Streptococcus pneumoniae infections in the neonate (SPIN) are relatively unusual events (1%-11% of neonatal sepsis) but are associated with substantial morbidity and mortality. Previous reports suggest that invasive SPIN is associated with prolonged rupture of membranes, maternal colonization/illness, prematurity, early-onset pneumonia presentation (<72 hours), and high mortality (50%). The aim of this study was to review the current epidemiology and clinical course of SPIN.

The US Pediatric Multicenter Pneumococcal Surveillance Group has been prospectively monitoring S pneumoniae infections since 1993 in 8 children's hospitals. For this report, data were gathered retrospectively from the charts of neonates who were 30 days of age and younger and had SPIN from September 1993 to February 2001. All pneumococcal isolates were sent to a central laboratory for serogrouping/typing and susceptibility testing.

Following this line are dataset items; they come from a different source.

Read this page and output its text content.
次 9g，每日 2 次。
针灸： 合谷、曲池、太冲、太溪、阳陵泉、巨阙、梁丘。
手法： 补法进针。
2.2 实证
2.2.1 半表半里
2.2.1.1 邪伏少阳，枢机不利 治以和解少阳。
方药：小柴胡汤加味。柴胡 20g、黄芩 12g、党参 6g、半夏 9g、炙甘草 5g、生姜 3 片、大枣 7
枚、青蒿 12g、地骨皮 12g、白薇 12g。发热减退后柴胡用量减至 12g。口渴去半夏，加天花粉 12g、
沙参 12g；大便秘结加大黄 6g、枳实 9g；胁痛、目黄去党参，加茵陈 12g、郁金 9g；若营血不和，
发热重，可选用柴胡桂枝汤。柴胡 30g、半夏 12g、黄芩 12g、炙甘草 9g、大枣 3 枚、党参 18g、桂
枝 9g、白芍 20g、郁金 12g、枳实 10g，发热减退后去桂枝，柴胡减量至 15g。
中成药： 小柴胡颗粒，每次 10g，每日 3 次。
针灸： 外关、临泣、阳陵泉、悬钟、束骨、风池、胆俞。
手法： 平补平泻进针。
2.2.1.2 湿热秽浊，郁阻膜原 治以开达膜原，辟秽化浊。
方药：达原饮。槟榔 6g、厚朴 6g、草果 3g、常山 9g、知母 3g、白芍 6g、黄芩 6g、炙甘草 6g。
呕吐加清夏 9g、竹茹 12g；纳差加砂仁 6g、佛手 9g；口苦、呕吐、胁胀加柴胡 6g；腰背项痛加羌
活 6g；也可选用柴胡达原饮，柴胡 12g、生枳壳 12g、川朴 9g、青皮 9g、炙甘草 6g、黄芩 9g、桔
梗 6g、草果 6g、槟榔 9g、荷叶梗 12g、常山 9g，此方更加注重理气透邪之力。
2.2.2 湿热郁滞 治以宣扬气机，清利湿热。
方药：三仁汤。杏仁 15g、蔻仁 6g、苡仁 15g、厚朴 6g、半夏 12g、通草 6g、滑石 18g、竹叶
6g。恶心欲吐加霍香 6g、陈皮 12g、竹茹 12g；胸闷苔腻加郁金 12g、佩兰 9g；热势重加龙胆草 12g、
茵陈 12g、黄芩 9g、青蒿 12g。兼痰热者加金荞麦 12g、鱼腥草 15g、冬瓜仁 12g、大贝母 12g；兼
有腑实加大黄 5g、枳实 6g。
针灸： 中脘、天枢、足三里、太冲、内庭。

Twenty-nine cases of SPIN were identified from a total of 4428 episodes of S pneumoniae infection in children. Sixty-six percent were male, and 55% were white; the mean age was 18.1 day (+/-8.2). Ninety percent of infants were >or=38 weeks' gestation. Two mothers had bacterial infections at delivery; 1 had S pneumoniae isolated from both blood and cervix, and 1 had clinical amnionitis. The primary diagnoses in the neonates were bacteremia (8), meningitis (8), bacteremic pneumonia (4), septic arthritis/osteomyelitis (1), and otitis media (8). Thirty percent of infants with invasive SPIN presented with leukopenia/neutropenia, but this did not predict poor outcome. The infecting pneumococcal serogroups were 19 (32%); 9 (18%); 3 and 18 (11% each); 1, 6, and 14 (7% each); and 5 and 12 (3.5% each). Twenty-six percent of invasive neonatal infections were caused by serogroups 1, 3, 5, and 12, which are not contained in the heptavalent pneumococcal vaccine. In contrast, 6% of invasive nonneonatal disease was caused by these same nonvaccine serogroups. Susceptibility testing demonstrated that 21.4% of isolates were penicillin nonsusceptible and 3.6% were ceftriaxone nonsusceptible. Three (14.3%) neonates with invasive SPIN died; all deaths occurred within 36 hours of presentation. Deaths did not appear to be related to pneumococcal serogroup or susceptibilities.

Compared with previous studies of neonates with pneumococcal infection, this series showed that infants with SPIN were usually 2 to 3 weeks of age at presentation; likely to be full term; and ill with pneumonia, meningitis, and otitis media. This late-onset presentation was associated with an overall mortality rate of 10.3% (14.3% for invasive disease).